With which language?

Python 3.5.1 (yeah, I decided to use something newer)
I'm using uwsgi / flask, with the following extensions (used across some of the microservices)

  • flask-jwt
  • alembic
  • flask-sqlalchemy
  • greenlet
  • boto3
  • flasgger
  • swagger-ui
Flask-JWT: Is an extension to create JWT tokens, that will be consumed by a JS client in my case.
The extension has some gotchas, you need to read the code if you need to change things.
With some monkey-patching and inheritance, you can alter the functionality of JWT completely, but you need to spend some time reading.

flasgger: I love flasgger. I was using flask-swagger, but being honest. The heredocs under the function names make the whole thing illegible. Flasgger lets you point to a file. If you don't know what is this, this is used to write documentation for swagger-UI.

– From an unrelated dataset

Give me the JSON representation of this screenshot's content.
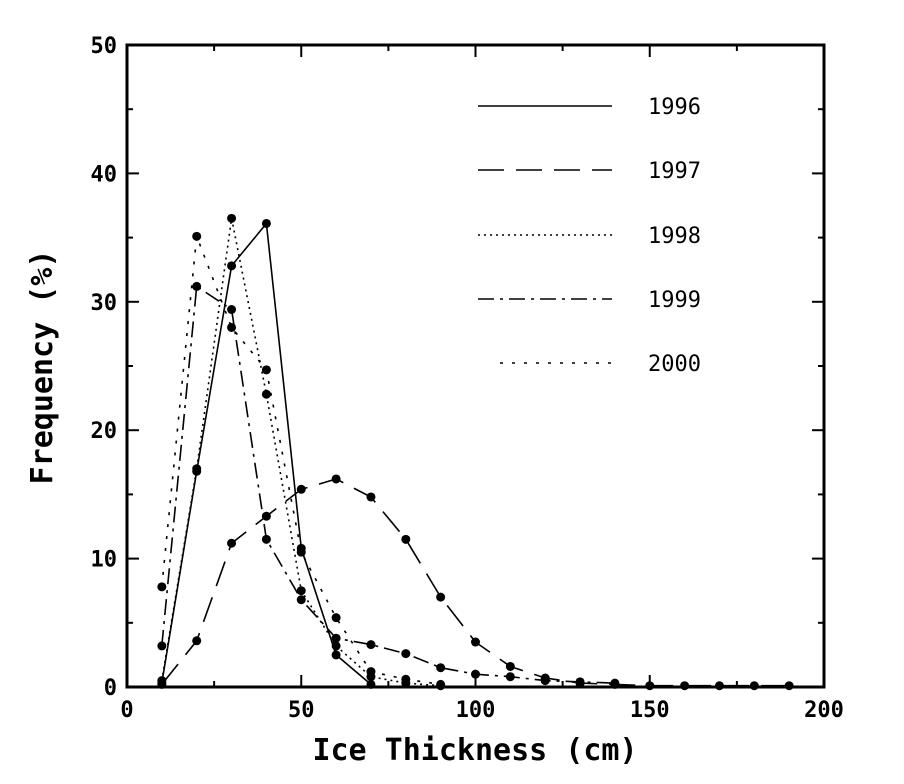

Swagger-ui: The only complex thing that I needed to do here, was to add support for the JWT token, since some endpoints are protected by JWT tokens, I didn't had a way to push the token there.
I found the way.

Authentication.

I was able to handle this by using JWT. When you are developing microservices, and you have to manage authentication, there are multiple things to take into account.
Disclaimer: this is not a definitive guide. At the moment I'm experimenting. So far is my best solution, but I believe that there are other solutions out there.
If you split a user service and a permission service, moving that token will become tricky, and it's difficult to think sometimes.
The idea is that you pass around that token until it expires.
No token, no service. Simple.
Obtaining the permissions of the entity after logging is a must, and I think that a caching strategy will be needed there.
A simple example, I log in, I obtain my permissions and put some key, like user_id: permissions in a Redis storage.
On the next request, I will ask the Redis for that user permissions.
When for some reason I decide to revoke a permission, I will delete the Redis record, and well, they will need to fetch the permissions again.

This is a work in progress, which I may extend much further later on.